TGRTWEEP7DNC
Our garden was not a huge success this year. I wouldn’t quite go so far to say it was a failure, but it was definitely very far from being successful. We have a little garden plot tucked back in a corner of our yard, and I know it’s a little too shady back there. It was dug in early spring a few years ago, when the leaves were off the trees and we didn’t quite realize how much shade it would get. However, I thought that with all the intense sunny heat this summer, we’d still get a bounty of fresh produce. I was wrong. The lettuce did well, but the pea plants shriveled without producing much of anything. The tomato plants have grown like gangbusters, but most of the tomatoes have remained green and unripe. The ones that do ripen are almost invariably split up the middle, from the extremes of hot and dry to cool and wet.
All of the other things I planted (radishes, carrots and cucumbers) didn’t flourish at all. The little cuke seedlings got munched by some bugs the minute they popped above ground. The carrots seemed to just disappear into thin air (or thin soil?) so I suspect that they got eaten by some critter as well. The tops of the radishes grew, but the root was just a thin little red bit, not a nice round spicy radish. So I am declaring defeat, to a degree. Next year, I am sticking with lettuce and tomatoes. If we get ambitious, we may move the plot out from under the trees, but I am still going to save myself some heartache, and grow only lettuce and tomatoes.
One thing I haven’t even attempted, and don’t plan to now that I am going minimalist on the garden, is zucchini. From all accounts, squash takes up a fair bit of room in a garden, and judging by the various blog posts on the subject, it all seems to ripen at once and you end up with a glut of zucchini. Very well, then. I will do my part and continue to buy my zucchini from the farmer’s market, if only to help them with their glut of large green squash!

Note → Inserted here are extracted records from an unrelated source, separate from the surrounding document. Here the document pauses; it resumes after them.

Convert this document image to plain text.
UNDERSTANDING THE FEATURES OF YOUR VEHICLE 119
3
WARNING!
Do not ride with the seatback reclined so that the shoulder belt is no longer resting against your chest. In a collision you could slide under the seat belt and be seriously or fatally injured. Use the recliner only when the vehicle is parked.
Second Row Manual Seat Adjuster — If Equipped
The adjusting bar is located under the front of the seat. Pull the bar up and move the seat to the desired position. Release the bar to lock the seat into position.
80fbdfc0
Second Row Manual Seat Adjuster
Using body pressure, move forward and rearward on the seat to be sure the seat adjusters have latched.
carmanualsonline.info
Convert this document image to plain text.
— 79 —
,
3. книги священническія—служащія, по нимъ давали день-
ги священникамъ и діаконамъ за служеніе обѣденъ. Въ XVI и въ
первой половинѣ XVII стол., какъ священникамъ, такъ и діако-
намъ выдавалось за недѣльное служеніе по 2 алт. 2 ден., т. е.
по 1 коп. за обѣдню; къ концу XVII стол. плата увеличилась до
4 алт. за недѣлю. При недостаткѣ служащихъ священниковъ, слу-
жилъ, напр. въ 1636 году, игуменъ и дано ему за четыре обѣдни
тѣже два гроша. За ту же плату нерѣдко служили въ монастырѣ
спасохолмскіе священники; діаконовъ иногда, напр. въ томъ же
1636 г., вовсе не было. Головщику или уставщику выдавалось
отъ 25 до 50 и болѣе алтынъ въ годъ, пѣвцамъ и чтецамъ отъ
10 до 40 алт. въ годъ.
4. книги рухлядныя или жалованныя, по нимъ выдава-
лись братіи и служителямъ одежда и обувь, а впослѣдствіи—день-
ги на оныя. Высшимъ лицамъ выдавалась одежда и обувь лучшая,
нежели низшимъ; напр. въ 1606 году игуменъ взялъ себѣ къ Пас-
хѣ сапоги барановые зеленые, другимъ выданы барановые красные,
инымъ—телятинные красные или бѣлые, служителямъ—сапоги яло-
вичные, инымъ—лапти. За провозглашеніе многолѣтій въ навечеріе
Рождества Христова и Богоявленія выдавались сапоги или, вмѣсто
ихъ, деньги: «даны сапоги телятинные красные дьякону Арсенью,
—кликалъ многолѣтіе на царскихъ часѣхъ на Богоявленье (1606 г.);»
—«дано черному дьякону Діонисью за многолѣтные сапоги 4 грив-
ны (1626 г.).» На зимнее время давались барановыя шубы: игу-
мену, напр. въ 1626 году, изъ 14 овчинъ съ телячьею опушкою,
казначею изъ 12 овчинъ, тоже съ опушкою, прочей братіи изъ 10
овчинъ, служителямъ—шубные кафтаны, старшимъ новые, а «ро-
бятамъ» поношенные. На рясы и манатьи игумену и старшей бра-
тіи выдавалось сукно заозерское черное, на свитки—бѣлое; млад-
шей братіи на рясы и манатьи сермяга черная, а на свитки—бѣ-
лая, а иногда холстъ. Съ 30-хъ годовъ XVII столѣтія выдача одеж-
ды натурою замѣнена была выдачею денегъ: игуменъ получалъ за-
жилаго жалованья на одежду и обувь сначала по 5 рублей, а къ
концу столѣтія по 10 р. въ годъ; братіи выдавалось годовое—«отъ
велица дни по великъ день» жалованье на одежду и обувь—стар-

I wanted this bread to be really moist and chocolatey, so I added chocolate chips (my own homemade ones), as well as cocoa powder. I also wanted to play around more with various gluten free flours, so I used a combination of almond flour, buckwheat flour and flax meal. I drained the zucchini beforehand, so that it wouldn’t add too much moisture and keep the bread from baking properly.
The Results: I will be honest and say that although this bread is quite good, it isn’t perfect. The texture is exactly what I wanted it to be, rich and dense and studded with melty, gooey chocolate. It’s almost like a moist, fudgey brownie, which is never a bad thing. But I felt that the buckwheat was out of place here. Although I loved the combination of buckwheat and dark chocolate in my cookies, I think it muddied the flavour of the cocoa in this bread. Next time I’d forego the buckwheat in favour of more almond flour and flax meal, and in fact that is how I am going to write up the recipe. This would also reduce the carbs, in case you’re counting.
The buckwheat might be great in a traditional zucchini bread that wasn’t chocolate. I have a sense that it would play off the spices like cinnamon and allspice very well. Hmmm, I might have to try that sometime!
Double Chocolate Zucchini Bread
2 1/2 cups shredded zucchini
1 1/2 cup almond meal
1/2 cup flax seed meal
1/2 cup cocoa
2 tbsp granulated erythritol
1 tsp baking powder
1 tsp baking soda
1 tsp salt
1/2 tsp xanthan gum
1/2 cup butter, melted
3 eggs, lightly beaten
2 tbsp almond milk
1 tsp vanilla
24 drops stevia extract
3/4 cups chocolate chips (sugar free or high % cacao, or your own homemade!)
Lightly salt the zucchini and let it drain in a sieve for at least an hour. Place in a tea towel and squeeze to remove as much moisture as possible. Set aside.
Preheat oven to 350F and line the bottom and long sides of a 9×5 inch loaf pan with parchment paper. Grease paper and sides of pan.
In a large bowl, whisk together all dry ingredients – almond meal, flax meal, cocoa powder, erythritol, baking powder, baking soda, salt and xanthan gum.
In a smaller bowl, whisk together butter, eggs, almond milk, vanilla and stevia. Add to dry ingredients and stir vigorously until completely combined.
Stir in chocolate chips. Pour batter into prepared pan and smooth top. Bake for 45-55 minutes, until top is set and a tester inserted in the middle comes out clean. Cool in pan for 10 minutes and then turn out onto wire rack and cool completely.
Serves 16. 7g of total carbs per serving, 2.9g of fiber. 3.5g of carbs if you subtract erythritol.